Air pollution is a huge problem in the UK and causes around 40,000 premature deaths every year.
But unlike other major public health issues, little is known about it. Many of us don’t know what causes air pollution, how we can create less or how to protect ourselves from the serious effects it has on our health.
There’s a lot of misinformation around too, so NCAD was designed to educate people and give them the facts. Just as one quick example, did you know that you’re exposed to more air pollution sitting in a car in traffic than when you’re walking or cycling along a street? Neither did I.
I was tasked with writing and copy-editing a range of resources for the NCAD website, including web pages, factsheets, tips, downloadable toolkits and lesson plans, as well as writing a leaflet and three posters for events and information stands.

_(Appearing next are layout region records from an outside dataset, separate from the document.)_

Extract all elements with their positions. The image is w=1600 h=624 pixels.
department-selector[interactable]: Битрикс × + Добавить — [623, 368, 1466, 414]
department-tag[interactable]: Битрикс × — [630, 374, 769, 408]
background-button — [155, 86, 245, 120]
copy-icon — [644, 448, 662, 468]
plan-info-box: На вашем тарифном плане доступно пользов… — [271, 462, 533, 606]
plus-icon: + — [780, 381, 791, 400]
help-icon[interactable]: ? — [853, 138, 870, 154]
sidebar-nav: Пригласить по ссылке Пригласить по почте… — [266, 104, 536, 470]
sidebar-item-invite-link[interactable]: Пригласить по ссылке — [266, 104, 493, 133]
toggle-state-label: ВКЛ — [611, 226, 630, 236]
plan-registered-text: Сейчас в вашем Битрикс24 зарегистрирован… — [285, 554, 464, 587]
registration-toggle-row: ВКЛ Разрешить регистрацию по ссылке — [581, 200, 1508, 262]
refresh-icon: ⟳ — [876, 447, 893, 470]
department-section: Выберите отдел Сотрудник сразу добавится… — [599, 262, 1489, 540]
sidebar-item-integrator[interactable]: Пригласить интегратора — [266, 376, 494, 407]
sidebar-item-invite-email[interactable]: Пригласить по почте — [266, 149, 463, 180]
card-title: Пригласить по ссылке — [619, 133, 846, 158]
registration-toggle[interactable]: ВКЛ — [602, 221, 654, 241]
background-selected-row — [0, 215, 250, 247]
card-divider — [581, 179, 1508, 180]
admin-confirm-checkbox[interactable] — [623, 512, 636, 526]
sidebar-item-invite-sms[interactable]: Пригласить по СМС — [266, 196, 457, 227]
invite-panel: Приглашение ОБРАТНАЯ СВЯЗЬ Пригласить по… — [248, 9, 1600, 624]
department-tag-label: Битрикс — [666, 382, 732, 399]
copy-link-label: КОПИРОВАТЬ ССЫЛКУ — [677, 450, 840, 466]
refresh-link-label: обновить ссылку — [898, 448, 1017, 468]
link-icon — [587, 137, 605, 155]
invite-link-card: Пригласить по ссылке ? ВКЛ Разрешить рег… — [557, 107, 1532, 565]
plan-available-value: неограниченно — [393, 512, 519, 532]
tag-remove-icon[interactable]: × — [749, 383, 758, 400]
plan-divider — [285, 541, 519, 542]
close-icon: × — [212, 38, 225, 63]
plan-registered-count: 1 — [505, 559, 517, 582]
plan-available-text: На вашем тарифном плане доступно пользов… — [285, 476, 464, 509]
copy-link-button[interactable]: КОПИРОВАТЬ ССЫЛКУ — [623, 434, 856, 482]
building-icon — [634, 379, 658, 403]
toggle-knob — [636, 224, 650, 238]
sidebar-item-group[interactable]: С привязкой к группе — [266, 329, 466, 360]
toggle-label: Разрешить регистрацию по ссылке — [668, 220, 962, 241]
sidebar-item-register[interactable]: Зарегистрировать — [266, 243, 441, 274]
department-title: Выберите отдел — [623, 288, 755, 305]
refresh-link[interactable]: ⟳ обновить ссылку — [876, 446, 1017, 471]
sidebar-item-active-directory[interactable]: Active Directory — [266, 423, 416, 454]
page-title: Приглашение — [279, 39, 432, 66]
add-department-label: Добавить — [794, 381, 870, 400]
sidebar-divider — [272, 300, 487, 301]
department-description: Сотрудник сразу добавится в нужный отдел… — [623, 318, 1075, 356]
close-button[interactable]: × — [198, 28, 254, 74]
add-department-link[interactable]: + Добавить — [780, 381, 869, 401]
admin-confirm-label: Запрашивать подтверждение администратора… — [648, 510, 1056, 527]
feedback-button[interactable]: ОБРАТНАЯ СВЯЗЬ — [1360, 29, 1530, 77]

To write copy that was accessible to all age groups and would engage and educate the public without dumbing down the issues or misrepresenting the research findings.
- To get people to download the toolkits and use them at work, school and in their local communities
- To encourage teachers to use the lesson plans with their pupils
- To get people talking about air pollution and telling others about it
- To reach at least 2 million people on social media
- To support people to run their own events and take part in the #noidling campaign
- Over 1000 toolkits were downloaded
- More than 200 events took place around the UK on the day
- NCAD trended on Twitter for 5 hours, reaching 38 million people
- Air pollution was the first item of business in the Scottish Parliament on Thursday 15th June thanks to Mark Ruskell, MSP
- There were reports about NCAD on the ITV, Birmingham Mail, Dundee Telegraph, Edinburgh Reporter and Derby Telegraph websites, and in lots of other local news
- And features in The Sun, The Times, The Guardian, Mail Online and The Weather Channel Geographical
In Derby (where I’m based), both the City Council and County Council got involved. There was an information event, people were showcasing electric cars in the city centre, and lots of people made pledges to take action and create less air pollution. The Royal Derby Hospital and tens of schools and local businesses did their bit too to tell people about the dangers of air pollution and how to avoid them.
In spite of the news being dominated by the General Election, two shocking terrorist attacks and the hideous tower block fire in London in the run-up to NCAD, and government departments being in purdah when they were supposed to be getting involved, it was a huge success!
Thousands – if not millions – of people found out more about air pollution and that can only be a good thing. It was an honour to be part of such a brilliant campaign.
Thanks so much for your help, dropping in to a hectic situation and managing to get through so much work so quickly. You’re a star!